God, he said, “has been pleased to animate and inspire our minds and hearts with fortitude, courage, and resolution sufficient for the great trial of civil war into which we have been brought by our adherence as a nation to the cause of freedom and humanity, and to afford to us reasonable hopes of an ultimate and happy deliverance from all our dangers and afflictions.”

Lincoln may not have been conscious of all the benefits of what he was doing — these thoughts likely were a part of his character that evolved from his upbringing and serious reflection on weighty matters — but he was practicing the one thing researchers today say can help people the most through difficult times: expressing gratitude.

This is more than just a warm, seasonal message. Research has shown that those who deliberately practice gratitude can train their minds to see the world differently, reaping many benefits in the process.

Several studies have demonstrated this. Joshua Brown, a professor of psychological and brain sciences at Indiana University, and Joel Wong, an associate professor of counseling psychology at Indiana University, created three study groups of people who were already seeking help for mental health concerns. One group was asked to write a letter of gratitude to another person each week for three weeks. One was asked to write their deepest thoughts and feelings concerning negative things. The third group was not required to do any writing.

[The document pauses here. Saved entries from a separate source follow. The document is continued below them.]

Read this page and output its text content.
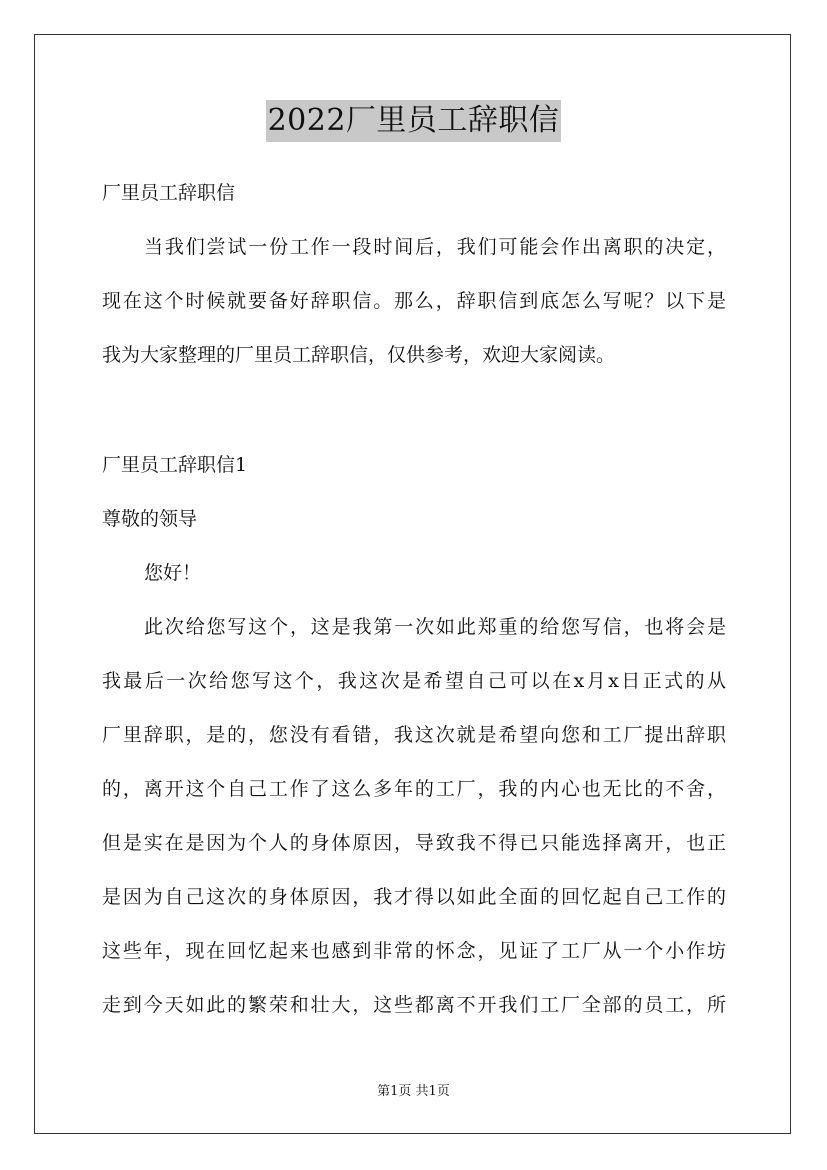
2022厂里员工辞职信
厂里员工辞职信
当我们尝试一份工作一段时间后，我们可能会作出离职的决定，
现在这个时候就要备好辞职信。那么，辞职信到底怎么写呢？以下是
我为大家整理的厂里员工辞职信，仅供参考，欢迎大家阅读。
厂里员工辞职信1
尊敬的领导
您好！
此次给您写这个，这是我第一次如此郑重的给您写信，也将会是
我最后一次给您写这个，我这次是希望自己可以在x月x日正式的从
厂里辞职，是的，您没有看错，我这次就是希望向您和工厂提出辞职
的，离开这个自己工作了这么多年的工厂，我的内心也无比的不舍，
但是实在是因为个人的身体原因，导致我不得已只能选择离开，也正
是因为自己这次的身体原因，我才得以如此全面的回忆起自己工作的
这些年，现在回忆起来也感到非常的怀念，见证了工厂从一个小作坊
走到今天如此的繁荣和壮大，这些都离不开我们工厂全部的员工，所
第1页 共1页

Members of the first group were found to have “significantly better mental health four weeks and 12 weeks after their writing exercise ended,” they wrote for Greater Good Magazine. Among their findings: Gratitude frees people from toxic emotions, and it has long-lasting effects on the brain. 

Subjects had their brain waves scanned, showing that gratitude led to distinct brain activity, separate from that related to guilt or wanting to help a cause.

Similarly, the Harvard Medical School recently reported: “In positive psychology research, gratitude is strongly and consistently associated with greater happiness. Gratitude helps people feel more positive emotions, relish good experiences, improve their health, deal with adversity, and build strong relationships.”

Harvard researchers recommended several ways to cultivate gratitude. Among them was prayer, meditation and the deliberate counting of one’s blessings.

The religious connection to gratitude is strong. Last year, as the pandemic threatened to dampen the holiday season, President Russell M. Nelson of The Church of Jesus Christ of Latter-day Saints (which owns the Deseret News), offered a prayer of gratitude and invited people to flood social media with messages about the things for which they give thanks.

“Counting our blessings is far better than recounting our problems,” President Nelson said. “No matter our situation, showing gratitude for our privileges is a unique, fast-acting, and long-lasting spiritual prescription.” Hundreds of thousands of people responded to the invitation and an estimated 52 million people viewed a video message by President Nelson expressing the importance of gratitude.

President Lincoln understood how important gratitude was for a suffering nation riven by war. Imagine how the nation today would change if people spent more time deliberately cultivating reasons to give thanks. 

It would make Thanksgiving weekend a true hinge-point of history.